Clinton had "no right" to control scrutiny of her communications by the public and political opponents, he writes.
"If you accept the job of secretary of state, you inevitably surrender some of your privacy," Robinson asserts. "Any public official's work-related emails are the modern equivalent of the letters, memos and diaries that fill the National Archives. They tell our nation’s history and belong to all of us.
"Even if your name is Clinton, you have no right to unilaterally decide what is included and what is not."
Rather than insulting Americans' intelligence "by claiming she only did what other secretaries of state had done," Clinton owes us all an apology, Robinson says. "None of her predecessors, after all, went to the trouble and expense of a private email server."
"She stonewalled for so long — there’s no other word for her stance — that recent pledges of openness and cooperation ring hollow," Robinson writes.
"If Clinton now has political problems because of the emails — or, potentially, even legal trouble — it’s her own doing"

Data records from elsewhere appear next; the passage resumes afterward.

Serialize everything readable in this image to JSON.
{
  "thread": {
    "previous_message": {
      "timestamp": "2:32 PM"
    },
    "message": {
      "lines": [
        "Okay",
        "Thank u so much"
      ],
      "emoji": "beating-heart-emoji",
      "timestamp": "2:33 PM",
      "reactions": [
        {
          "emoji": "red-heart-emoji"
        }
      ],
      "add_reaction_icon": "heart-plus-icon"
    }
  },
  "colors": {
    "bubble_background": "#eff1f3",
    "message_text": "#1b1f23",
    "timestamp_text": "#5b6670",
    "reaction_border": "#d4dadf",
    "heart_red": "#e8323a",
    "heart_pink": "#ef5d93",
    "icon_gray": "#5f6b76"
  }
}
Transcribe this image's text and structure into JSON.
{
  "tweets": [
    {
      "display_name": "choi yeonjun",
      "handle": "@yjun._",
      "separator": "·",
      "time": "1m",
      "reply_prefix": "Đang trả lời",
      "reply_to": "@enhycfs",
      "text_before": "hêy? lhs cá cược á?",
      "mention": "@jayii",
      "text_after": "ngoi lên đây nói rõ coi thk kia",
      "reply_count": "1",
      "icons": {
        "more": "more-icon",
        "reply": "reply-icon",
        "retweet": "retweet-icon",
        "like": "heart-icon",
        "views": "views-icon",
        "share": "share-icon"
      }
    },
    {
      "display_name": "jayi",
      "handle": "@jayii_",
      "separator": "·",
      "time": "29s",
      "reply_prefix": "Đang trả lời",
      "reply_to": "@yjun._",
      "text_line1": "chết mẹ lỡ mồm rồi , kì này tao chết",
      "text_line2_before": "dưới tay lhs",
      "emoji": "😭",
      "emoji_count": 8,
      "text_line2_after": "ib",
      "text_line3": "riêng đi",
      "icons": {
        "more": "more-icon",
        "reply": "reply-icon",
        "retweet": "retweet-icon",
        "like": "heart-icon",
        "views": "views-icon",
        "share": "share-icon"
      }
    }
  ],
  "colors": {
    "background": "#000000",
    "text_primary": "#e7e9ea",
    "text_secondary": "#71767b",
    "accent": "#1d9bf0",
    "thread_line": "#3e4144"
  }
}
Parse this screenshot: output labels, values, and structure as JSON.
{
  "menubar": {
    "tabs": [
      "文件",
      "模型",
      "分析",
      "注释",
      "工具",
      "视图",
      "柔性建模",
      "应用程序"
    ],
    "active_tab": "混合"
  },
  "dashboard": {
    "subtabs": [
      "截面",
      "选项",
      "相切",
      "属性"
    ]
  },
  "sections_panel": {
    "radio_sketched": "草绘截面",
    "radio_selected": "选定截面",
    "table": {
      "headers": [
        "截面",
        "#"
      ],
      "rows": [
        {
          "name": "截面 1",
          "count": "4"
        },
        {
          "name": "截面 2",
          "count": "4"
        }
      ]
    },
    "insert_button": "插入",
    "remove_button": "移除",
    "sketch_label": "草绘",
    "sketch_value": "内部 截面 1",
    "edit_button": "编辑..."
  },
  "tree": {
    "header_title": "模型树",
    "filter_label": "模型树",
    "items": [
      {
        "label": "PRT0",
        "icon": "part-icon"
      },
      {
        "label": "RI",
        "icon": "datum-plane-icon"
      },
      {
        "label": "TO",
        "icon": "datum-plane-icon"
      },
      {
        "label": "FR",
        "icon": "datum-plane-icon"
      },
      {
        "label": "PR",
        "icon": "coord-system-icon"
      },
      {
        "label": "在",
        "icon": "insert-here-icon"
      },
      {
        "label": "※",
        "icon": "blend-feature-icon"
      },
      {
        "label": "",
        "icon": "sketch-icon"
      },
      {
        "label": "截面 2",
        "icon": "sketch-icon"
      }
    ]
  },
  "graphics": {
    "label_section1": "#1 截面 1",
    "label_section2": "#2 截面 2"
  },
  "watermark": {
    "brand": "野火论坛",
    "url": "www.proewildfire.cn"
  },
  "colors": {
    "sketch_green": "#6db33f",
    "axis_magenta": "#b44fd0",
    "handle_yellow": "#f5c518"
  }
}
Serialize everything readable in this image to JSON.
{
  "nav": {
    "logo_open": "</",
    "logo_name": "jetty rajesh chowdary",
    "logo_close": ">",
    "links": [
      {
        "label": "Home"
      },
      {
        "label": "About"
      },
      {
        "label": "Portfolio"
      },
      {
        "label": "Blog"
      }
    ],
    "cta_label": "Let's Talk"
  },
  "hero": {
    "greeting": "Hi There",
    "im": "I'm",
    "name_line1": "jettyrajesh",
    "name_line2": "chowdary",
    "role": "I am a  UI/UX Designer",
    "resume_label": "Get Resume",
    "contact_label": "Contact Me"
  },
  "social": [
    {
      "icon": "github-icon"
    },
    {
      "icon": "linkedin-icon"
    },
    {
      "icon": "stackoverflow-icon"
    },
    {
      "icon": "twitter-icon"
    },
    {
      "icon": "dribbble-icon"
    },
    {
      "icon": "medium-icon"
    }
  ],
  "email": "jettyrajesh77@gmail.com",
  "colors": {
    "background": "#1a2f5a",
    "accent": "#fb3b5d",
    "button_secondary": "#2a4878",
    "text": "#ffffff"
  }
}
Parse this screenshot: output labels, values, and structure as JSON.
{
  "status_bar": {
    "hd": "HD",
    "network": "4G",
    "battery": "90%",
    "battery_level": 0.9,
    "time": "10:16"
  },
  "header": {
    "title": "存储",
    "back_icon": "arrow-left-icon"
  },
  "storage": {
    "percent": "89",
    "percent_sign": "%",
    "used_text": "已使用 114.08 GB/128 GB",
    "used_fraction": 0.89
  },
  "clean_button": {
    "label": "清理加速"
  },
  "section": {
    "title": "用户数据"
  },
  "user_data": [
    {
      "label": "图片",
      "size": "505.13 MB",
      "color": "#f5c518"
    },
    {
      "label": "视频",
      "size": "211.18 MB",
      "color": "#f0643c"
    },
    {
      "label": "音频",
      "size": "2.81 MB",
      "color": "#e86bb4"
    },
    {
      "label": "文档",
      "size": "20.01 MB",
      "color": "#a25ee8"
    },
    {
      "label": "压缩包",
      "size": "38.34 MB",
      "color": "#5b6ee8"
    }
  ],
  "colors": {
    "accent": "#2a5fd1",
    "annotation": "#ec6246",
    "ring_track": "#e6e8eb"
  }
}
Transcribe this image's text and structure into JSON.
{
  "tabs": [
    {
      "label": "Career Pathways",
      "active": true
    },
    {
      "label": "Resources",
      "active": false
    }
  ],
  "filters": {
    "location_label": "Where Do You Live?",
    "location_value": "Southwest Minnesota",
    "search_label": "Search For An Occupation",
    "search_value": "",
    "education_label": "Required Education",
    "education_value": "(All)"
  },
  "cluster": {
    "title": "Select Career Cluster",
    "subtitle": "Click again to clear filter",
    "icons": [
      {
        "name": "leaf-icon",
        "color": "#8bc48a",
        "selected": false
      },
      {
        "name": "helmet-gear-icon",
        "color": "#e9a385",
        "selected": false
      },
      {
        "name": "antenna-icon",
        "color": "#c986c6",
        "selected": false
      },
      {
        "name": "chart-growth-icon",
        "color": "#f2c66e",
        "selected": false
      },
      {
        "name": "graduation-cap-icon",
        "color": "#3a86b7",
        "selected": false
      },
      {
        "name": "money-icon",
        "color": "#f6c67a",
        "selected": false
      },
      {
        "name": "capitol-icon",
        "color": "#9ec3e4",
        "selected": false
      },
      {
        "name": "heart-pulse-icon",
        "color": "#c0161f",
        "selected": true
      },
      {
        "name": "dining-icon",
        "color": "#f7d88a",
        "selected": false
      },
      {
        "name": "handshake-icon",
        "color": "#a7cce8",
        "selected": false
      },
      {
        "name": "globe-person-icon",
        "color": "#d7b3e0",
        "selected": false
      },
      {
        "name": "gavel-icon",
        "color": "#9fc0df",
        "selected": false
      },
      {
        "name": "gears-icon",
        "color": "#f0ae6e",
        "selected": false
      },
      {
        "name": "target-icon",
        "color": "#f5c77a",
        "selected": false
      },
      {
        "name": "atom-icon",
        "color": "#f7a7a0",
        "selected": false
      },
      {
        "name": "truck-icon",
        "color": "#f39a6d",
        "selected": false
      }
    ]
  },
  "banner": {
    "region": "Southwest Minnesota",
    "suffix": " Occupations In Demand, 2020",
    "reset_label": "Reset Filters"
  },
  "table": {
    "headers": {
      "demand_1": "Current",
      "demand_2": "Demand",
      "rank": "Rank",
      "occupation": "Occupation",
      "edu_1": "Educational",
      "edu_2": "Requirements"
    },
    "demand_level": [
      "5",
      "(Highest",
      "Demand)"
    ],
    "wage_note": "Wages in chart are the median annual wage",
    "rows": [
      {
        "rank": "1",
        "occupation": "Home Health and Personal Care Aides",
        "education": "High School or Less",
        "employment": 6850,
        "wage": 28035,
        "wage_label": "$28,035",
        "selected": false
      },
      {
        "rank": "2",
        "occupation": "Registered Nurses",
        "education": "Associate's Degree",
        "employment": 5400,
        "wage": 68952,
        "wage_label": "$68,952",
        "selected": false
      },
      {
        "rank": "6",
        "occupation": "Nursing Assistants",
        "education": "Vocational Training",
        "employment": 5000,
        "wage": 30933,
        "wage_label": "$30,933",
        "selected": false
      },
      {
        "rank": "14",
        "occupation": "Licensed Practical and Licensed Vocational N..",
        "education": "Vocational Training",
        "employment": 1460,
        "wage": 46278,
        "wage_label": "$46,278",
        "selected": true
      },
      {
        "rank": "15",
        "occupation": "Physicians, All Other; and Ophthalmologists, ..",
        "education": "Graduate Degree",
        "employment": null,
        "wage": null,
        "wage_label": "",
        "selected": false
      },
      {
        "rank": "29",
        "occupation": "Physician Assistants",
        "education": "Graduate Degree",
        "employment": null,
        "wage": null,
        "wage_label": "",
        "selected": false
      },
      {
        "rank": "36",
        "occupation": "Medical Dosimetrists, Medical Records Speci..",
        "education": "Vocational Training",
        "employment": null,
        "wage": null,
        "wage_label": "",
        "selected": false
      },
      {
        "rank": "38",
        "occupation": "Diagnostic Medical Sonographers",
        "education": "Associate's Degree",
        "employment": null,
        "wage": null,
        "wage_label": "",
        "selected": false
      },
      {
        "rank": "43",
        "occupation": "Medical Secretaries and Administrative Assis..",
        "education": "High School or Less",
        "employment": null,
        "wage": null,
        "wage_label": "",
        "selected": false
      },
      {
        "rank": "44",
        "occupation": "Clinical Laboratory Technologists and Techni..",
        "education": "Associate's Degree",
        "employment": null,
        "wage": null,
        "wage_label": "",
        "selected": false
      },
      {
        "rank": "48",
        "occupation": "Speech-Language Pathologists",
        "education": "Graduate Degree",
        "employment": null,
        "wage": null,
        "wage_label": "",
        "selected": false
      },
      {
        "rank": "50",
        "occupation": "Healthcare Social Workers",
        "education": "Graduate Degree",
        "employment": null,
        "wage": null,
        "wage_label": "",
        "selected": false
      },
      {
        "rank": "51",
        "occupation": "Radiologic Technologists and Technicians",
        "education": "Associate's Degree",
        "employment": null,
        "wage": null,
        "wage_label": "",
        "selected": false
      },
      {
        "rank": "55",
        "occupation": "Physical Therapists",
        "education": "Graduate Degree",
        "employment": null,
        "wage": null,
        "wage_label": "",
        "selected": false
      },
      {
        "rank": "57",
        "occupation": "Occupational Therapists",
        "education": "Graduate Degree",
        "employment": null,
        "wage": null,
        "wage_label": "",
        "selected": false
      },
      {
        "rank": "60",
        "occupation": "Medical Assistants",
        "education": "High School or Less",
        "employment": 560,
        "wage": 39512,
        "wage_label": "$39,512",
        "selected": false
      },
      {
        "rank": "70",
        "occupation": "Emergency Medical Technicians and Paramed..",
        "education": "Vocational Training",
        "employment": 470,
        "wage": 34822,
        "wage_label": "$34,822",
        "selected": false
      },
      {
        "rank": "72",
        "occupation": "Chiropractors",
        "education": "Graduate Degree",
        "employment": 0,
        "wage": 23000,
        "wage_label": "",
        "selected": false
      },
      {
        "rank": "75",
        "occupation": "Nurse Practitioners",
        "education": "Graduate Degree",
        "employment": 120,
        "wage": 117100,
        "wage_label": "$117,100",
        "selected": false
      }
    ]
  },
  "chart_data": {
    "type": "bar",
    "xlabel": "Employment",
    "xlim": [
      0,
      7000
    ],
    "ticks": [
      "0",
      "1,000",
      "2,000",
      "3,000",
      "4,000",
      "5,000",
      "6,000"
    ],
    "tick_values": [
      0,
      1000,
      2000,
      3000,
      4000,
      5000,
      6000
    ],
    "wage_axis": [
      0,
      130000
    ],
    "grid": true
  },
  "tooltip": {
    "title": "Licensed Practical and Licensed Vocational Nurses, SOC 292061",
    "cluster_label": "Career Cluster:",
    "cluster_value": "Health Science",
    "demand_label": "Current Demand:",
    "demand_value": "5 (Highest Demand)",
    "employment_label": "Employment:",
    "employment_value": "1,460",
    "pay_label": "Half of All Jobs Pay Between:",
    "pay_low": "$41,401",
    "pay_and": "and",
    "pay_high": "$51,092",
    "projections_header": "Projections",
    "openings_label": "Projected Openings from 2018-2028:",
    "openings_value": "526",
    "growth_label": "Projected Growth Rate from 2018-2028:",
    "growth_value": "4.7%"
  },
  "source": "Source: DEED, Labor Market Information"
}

Clinton’s polling numbers, popularity among women and minority voters, and substantial campaign war chest all but guarantee her a lock on the Democratic nomination, according to Robinson, but in a general election, "she has needlessly handed her Republican opponent a weapon. Her trustworthiness, as measured by polls, was always a relative weakness. Even if Democrats accept that the email flap is a partisan witch hunt, the GOP nominee will try to persuade independents otherwise."
The legal ramifications are more concerning, he writes.
"Clinton surrendered more than 30,000 messages to the State Department, and an initial review of just 40 emails revealed two that reportedly should have been deemed top secret. Unconfirmed reports — and common sense — suggest there are more.
"Were the questionable emails sent to her by others, meaning the responsibility to flag them as classified was not hers? Was the information considered secret at the time? Was having these emails on her server — and on a thumb drive in her lawyer’s office — at least a technical violation of the law?
"Clinton shouldn’t have to answer such questions. It’s her own fault that she does."